NHTSA: 40-50% of vehicle theft is due to driver error

Statistics compiled by the New Jersey State Police show that from January through September of 2020, a total of 7,131 autos were reported stolen statewide,

4.4% fewer than reported during the same period in 2019. However, high-end auto thefts climbed 7.5 % to 1,501.

It is a trend being played out across the country. According to the National Insurance Crime Bureau (NICB) while national vehicle thefts have enjoyed a steady decline for the last three years, the number of vehicles stolen with keys or fobs left inside has been increasing some 10% each year.

According to the National Highway Traffic Safety Administration, between 40 and 50% of vehicle theft is due to driver error, which includes leaving vehicle doors unlocked and leaving keys or fobs inside.

Reports from New Jersey law enforcement agencies put that percentage even higher.

While hard and fast statistics are not available, it is estimated that nearly all high-end thefts in the state involve vehicles that were left running unattended or unlocked with the key fob inside.

“Ironically, car thieves are stealing vehicles that are equipped with advanced anti-theft technology, but that technology is rendered useless when owners make the decision to leave key fobs inside their cars. This careless behavior encourages criminals to look for easy targets,” said Colonel Patrick J. Callahan, Superintendent of the New Jersey State Police. “The consequences of car theft are multifaceted. Stolen vehicles are often used in the commission of crimes, and the astronomical costs to insurance companies affect the insurance premiums of policyholders. A vast amount of car thefts can be avoided by simply locking your vehicles and keeping fobs in a safe location.”

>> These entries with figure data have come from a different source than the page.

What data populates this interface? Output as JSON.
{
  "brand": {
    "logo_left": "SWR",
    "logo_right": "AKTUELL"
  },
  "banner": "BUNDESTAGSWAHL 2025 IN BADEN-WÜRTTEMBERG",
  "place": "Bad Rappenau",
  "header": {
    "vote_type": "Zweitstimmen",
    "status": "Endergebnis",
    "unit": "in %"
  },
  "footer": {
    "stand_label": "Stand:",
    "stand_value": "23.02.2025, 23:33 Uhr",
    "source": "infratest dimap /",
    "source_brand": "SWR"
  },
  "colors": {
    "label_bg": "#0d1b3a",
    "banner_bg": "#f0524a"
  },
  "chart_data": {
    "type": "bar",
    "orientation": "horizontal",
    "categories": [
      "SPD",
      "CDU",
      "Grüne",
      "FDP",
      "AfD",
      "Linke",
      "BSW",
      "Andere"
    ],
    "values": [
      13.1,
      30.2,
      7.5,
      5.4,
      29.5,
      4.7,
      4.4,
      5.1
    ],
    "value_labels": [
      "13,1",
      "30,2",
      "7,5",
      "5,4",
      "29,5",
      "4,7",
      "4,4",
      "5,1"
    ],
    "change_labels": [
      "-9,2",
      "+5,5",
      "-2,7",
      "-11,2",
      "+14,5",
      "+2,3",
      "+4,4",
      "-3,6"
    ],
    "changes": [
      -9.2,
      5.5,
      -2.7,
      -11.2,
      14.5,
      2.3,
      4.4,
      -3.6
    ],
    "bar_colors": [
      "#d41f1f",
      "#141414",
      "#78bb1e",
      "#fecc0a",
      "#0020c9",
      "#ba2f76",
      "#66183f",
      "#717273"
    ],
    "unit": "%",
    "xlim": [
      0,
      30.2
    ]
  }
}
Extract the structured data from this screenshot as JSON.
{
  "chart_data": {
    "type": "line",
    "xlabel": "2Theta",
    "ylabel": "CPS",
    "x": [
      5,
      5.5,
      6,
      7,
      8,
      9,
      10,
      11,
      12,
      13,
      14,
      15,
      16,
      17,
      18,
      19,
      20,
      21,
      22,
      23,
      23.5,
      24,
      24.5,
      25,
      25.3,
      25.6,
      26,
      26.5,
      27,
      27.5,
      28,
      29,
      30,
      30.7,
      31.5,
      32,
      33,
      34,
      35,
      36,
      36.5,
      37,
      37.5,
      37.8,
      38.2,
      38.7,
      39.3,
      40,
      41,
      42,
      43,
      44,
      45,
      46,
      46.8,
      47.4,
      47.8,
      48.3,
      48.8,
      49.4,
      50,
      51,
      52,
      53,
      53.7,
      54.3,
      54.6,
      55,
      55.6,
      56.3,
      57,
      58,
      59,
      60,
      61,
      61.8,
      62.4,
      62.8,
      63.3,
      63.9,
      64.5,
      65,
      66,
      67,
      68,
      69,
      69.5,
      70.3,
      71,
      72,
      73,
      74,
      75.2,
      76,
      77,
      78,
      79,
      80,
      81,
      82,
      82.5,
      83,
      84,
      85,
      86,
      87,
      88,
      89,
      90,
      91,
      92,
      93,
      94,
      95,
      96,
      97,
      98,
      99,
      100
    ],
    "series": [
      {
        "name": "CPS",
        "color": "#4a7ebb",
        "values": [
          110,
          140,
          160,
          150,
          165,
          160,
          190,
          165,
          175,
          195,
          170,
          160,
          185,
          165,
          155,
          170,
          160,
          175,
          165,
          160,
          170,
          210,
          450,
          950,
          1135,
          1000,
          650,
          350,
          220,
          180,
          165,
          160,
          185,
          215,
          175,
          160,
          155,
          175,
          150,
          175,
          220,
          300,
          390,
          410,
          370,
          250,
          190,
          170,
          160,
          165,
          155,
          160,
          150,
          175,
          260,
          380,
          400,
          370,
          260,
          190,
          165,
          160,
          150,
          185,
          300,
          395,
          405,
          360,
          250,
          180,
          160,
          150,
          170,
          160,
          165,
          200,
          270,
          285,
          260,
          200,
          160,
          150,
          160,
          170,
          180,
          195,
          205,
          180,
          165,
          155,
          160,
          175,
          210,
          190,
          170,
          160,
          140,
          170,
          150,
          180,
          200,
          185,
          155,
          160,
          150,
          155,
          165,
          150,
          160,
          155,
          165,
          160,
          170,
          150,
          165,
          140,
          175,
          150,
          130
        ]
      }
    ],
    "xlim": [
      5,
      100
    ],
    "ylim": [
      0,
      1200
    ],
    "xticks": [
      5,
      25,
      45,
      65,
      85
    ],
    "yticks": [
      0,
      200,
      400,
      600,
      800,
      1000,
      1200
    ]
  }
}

More than $6 billion was lost nationwide to motor vehicle thefts in 2019, requiring insurance companies to pay out large sums of money, costs they pass on to all of their policy holders.

“From the minute a car is reported stolen, the meter starts ticking for insurance companies whose first order of business is to conduct an investigation to determine that the claim is legitimate and not an attempt to illegally obtain a payout through fraud,” said Acting Insurance Fraud Prosecutor Thompson. “And any injuries or damages a car thief causes to people or property after driving off with your stolen car is likely to be borne by insurance providers, which translates to higher premiums for you. That’s something to consider before leaving your car unlocked and vulnerable to car thieves. Are you willing to pay the price?”

The impact of vehicle theft isn’t just measured in dollars and cents. Once considered a low-level property crime by law enforcement departments busy battling more serious public threats, auto theft is now being viewed as a contributing factor in violent crime nationwide.